Chondroectodermal dysplasia is an inherited disorder of bone growth that results in short stature (dwarfism). People with this condition have particularly short forearms and lower legs and short ribs. Ellis-van Creveld syndrome is also characterized by the presence of extra fingers and toes (polydactyly), unusually formed nails and teeth, and heart defects.


* Small stature * Disproportionate skeleton * Irregularly short extremities * Extra fingers * Extra toes


Ellis–van Creveld syndrome has an autosomal recessive inheritance.
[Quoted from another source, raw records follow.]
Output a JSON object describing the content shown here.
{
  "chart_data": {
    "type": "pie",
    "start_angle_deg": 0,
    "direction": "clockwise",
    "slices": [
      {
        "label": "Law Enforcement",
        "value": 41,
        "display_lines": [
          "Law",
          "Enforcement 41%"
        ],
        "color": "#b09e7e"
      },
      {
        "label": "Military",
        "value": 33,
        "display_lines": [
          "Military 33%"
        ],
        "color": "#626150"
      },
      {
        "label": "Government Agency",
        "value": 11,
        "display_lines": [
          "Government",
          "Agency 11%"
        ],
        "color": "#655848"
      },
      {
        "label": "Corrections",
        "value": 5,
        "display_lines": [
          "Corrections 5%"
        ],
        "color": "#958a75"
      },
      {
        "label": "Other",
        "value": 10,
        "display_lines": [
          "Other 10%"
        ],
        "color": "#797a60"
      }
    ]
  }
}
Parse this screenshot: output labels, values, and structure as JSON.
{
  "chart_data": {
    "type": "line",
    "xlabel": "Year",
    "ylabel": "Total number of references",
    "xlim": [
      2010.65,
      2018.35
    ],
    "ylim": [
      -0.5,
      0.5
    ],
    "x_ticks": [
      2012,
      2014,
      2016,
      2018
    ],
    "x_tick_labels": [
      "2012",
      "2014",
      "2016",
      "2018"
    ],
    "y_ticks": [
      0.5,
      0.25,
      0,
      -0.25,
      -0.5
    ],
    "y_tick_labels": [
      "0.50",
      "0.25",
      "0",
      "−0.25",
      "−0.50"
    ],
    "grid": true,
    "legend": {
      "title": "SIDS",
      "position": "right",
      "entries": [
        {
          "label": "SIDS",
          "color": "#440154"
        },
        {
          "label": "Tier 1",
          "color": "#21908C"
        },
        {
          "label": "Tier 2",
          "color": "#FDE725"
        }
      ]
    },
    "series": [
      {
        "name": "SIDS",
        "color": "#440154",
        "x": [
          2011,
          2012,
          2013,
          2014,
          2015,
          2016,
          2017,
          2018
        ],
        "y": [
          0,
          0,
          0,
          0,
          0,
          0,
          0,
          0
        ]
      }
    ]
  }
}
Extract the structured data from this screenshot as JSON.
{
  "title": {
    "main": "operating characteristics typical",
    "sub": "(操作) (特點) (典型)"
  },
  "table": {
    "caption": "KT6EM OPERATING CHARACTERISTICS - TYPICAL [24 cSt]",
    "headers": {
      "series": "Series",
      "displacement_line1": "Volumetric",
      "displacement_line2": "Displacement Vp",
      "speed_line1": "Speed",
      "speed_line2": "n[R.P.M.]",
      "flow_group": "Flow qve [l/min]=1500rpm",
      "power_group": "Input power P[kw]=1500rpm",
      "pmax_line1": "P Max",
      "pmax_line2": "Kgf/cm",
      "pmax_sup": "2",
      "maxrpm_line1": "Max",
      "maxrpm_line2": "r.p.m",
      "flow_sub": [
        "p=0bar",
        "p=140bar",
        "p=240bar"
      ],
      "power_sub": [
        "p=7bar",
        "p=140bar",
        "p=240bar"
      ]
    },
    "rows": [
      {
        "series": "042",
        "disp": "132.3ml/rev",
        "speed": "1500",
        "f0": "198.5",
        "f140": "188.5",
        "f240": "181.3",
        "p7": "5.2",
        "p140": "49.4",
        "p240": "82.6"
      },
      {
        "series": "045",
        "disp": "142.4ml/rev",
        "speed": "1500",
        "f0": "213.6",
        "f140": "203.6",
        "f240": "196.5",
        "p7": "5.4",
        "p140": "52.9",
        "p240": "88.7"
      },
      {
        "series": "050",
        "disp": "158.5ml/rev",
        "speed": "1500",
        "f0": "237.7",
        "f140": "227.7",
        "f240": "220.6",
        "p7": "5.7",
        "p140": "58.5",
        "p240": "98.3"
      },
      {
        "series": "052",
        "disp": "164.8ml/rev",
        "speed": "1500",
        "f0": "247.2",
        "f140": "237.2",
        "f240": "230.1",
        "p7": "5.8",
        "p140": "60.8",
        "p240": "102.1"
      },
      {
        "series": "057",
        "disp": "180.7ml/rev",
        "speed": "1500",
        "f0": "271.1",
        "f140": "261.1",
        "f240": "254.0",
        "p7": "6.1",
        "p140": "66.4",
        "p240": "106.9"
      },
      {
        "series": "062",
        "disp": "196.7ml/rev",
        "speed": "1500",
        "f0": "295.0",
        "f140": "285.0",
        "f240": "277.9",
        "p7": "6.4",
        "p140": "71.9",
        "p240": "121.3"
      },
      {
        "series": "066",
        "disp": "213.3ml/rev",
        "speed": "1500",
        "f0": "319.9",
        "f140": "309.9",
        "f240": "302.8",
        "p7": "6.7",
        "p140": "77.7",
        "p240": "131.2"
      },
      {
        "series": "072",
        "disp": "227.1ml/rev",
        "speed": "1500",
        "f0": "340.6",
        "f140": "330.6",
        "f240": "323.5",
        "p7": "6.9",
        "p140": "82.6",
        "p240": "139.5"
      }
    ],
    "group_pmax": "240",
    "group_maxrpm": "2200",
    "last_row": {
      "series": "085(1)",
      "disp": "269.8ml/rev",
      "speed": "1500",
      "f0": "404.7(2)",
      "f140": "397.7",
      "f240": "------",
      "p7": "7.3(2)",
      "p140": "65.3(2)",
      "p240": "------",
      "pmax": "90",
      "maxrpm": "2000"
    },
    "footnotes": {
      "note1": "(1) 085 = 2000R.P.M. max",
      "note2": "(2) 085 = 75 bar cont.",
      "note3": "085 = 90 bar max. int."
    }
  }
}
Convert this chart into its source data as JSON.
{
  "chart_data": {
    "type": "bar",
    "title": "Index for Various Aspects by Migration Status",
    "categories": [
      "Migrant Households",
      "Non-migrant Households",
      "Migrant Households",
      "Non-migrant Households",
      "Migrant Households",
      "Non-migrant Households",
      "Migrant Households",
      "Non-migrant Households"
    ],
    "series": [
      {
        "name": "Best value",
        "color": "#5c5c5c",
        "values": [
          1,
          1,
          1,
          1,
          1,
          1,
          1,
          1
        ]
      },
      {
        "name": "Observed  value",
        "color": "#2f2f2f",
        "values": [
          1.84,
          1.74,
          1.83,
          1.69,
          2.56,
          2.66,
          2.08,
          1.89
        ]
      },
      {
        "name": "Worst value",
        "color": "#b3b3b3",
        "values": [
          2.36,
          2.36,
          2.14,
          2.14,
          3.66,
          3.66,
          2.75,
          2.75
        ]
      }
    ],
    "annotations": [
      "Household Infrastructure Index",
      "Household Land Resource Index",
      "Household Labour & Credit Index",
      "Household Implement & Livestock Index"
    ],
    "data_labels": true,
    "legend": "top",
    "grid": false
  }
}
The EVC gene has been mapped to chromosome band 4p16 using linkage analysis of 9 interrelated Amish pedigrees and 3 unrelated families from Mexico, Ecuador, and Brazil.2 A 992 amino acid protein encoded by this gene is predicted to contain a leucine zipper domain, 3 putative nuclear localization signals, and a putative transmembrane domain. Mutations in the EVC gene were identified in patients with Ellis–van Creveld syndrome.


Prenatal ultrasound is an accurate means of identifying the presence of a skeletal dysplasia, however it should be borne in mind that making a specific diagnosis remains difficult. Gaffney and colleagues recently reported a review of 35 cases of skeletal dysplasia diagnosed prenatally. Overall, the suggested prenatal diagnosis was correct in 31 per cent of cases, however the suggested prognosis was correct in 95 per cent.